The mechanism of this sub-type of muscular dystrophy consists of a mutation in the FKTN gene which results in a malformed fukutin protein. It is thought that fukutin modifies the alpha-dystroglycan protein, which is important in anchoring cells to certain molecules, specifically including some proteins. Alpha-dystroglycan in skeletal muscles helps to prevent the breakdown of muscle fibers through stabilization and protection. Alpha-dystroglycan also helps brain development by assisting in the migration of neurons.
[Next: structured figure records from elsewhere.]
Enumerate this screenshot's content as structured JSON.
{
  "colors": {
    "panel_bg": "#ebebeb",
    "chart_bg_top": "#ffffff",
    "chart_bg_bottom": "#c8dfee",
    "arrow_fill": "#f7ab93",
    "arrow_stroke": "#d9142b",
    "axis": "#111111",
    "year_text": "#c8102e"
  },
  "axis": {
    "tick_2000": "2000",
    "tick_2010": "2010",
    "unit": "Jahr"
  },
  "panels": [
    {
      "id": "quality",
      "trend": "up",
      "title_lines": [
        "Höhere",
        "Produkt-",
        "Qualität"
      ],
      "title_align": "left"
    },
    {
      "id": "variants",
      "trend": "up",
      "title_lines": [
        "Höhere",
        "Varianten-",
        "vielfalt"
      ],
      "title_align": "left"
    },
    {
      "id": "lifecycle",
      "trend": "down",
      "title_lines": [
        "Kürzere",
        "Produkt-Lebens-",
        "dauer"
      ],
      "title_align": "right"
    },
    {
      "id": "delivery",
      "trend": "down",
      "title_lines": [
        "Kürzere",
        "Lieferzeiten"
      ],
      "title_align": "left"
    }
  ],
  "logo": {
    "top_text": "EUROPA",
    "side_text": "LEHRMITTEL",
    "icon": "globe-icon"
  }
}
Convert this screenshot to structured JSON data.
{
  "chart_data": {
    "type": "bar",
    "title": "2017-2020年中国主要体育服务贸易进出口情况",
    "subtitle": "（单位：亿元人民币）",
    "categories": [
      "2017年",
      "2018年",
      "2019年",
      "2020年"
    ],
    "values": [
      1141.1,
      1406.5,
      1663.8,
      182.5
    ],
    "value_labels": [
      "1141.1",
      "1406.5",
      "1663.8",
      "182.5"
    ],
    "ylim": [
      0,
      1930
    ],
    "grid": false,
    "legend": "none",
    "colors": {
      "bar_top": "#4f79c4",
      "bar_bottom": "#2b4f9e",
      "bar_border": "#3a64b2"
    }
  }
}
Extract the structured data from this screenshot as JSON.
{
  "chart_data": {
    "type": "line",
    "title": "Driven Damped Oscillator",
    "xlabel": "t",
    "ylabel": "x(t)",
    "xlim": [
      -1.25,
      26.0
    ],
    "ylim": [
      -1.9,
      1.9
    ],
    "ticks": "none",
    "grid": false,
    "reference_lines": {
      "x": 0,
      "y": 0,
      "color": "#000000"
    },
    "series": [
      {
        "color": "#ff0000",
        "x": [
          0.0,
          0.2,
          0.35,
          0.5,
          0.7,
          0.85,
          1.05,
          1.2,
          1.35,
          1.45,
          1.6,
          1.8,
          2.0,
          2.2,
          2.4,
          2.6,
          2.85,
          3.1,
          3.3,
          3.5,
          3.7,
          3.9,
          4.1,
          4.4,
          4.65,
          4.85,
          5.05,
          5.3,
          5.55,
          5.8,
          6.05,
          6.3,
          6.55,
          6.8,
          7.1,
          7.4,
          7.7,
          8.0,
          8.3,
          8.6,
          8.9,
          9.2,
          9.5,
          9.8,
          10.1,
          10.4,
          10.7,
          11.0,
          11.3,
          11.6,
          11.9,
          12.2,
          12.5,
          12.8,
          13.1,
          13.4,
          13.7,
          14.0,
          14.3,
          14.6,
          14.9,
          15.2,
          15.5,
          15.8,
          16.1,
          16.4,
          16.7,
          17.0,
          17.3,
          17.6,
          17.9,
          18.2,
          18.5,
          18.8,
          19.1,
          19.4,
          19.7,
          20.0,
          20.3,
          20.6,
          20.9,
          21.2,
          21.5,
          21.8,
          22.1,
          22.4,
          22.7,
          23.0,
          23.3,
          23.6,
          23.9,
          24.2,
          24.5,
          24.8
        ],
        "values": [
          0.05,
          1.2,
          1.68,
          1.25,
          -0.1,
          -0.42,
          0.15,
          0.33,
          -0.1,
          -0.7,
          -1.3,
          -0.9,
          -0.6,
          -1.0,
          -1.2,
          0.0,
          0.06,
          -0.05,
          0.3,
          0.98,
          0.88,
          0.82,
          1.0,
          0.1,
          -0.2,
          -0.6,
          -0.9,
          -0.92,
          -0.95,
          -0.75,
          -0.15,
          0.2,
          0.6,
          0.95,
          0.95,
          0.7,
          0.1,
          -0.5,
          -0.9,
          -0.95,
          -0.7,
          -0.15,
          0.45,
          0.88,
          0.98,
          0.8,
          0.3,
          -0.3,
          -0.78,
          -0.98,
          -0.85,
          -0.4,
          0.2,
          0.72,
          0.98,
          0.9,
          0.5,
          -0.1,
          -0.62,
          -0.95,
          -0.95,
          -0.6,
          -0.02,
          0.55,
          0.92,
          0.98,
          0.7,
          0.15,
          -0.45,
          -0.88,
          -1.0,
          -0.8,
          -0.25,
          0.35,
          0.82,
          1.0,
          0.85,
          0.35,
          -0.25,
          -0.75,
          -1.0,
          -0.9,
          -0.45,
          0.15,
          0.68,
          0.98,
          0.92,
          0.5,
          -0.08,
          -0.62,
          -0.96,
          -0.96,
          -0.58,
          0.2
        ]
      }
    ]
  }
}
Most frequently, FKTN is mutated in such a way that creates a shortage of fukutin in the cell, which in turn creates problems during formation of alpha-dystroglycan leading to less stabilization of muscle cells. Use of the destabilized muscle fibers over time causes them to break down and a gradual decline in muscle tone and atrophy of muscle fibers occurs. The decline in cerebral fukutin causes neuronal cells to continue moving beyond their intended destination. Additionally, oxidative stress has some effect on astrocytes (as well as, neurons) when fukutin is subdued.

==Diagnosis==

Serum creatine kinase concentration and muscle biopsies can be obtained to help determine if the individual has FMCD. FKTN molecular genetic testing is used to determine a mutation in the FKTN gene after a serum creatine kinase concentration, muscle biopsies, and/or MRI imaging have presented abnormalities indicative of FCMD, the presence of the symptoms indicates Fukuyama congenital muscular dystrophy. The available genetic test include:

- Linkage analysis
- Deletion analysis
- Sequence analysis - exons
- Sequence analysis - entire coding region

==Treatment==

Currently this sub-type of muscular dystrophy has no cure and no definitive treatment exists. Treatment offers preventative tactics to delay muscle breakdown and increase life expectancy. Stretching and physical therapy can increase mobility. Treatment also includes correcting skeletal abnormalities through orthopedic surgery and other orthopedic techniques. Antiepileptic medication is administered to help prevent seizures. ACE inhibitors and beta blockers help treat heart conditions, and respiratory assistance is more than likely needed at some point for the affected individual.

==Prognosis==

Fukuyama congenital muscular dystrophy has a poor prognosis. Most children with FCMD reach a maximum mobility at sitting upright and sliding. Due to the compounded effects of continually worsening heart problems, impaired mental development, problems swallowing and additional complications, children with FCMD rarely live through adolescence, the disorder proves fatal by age 20.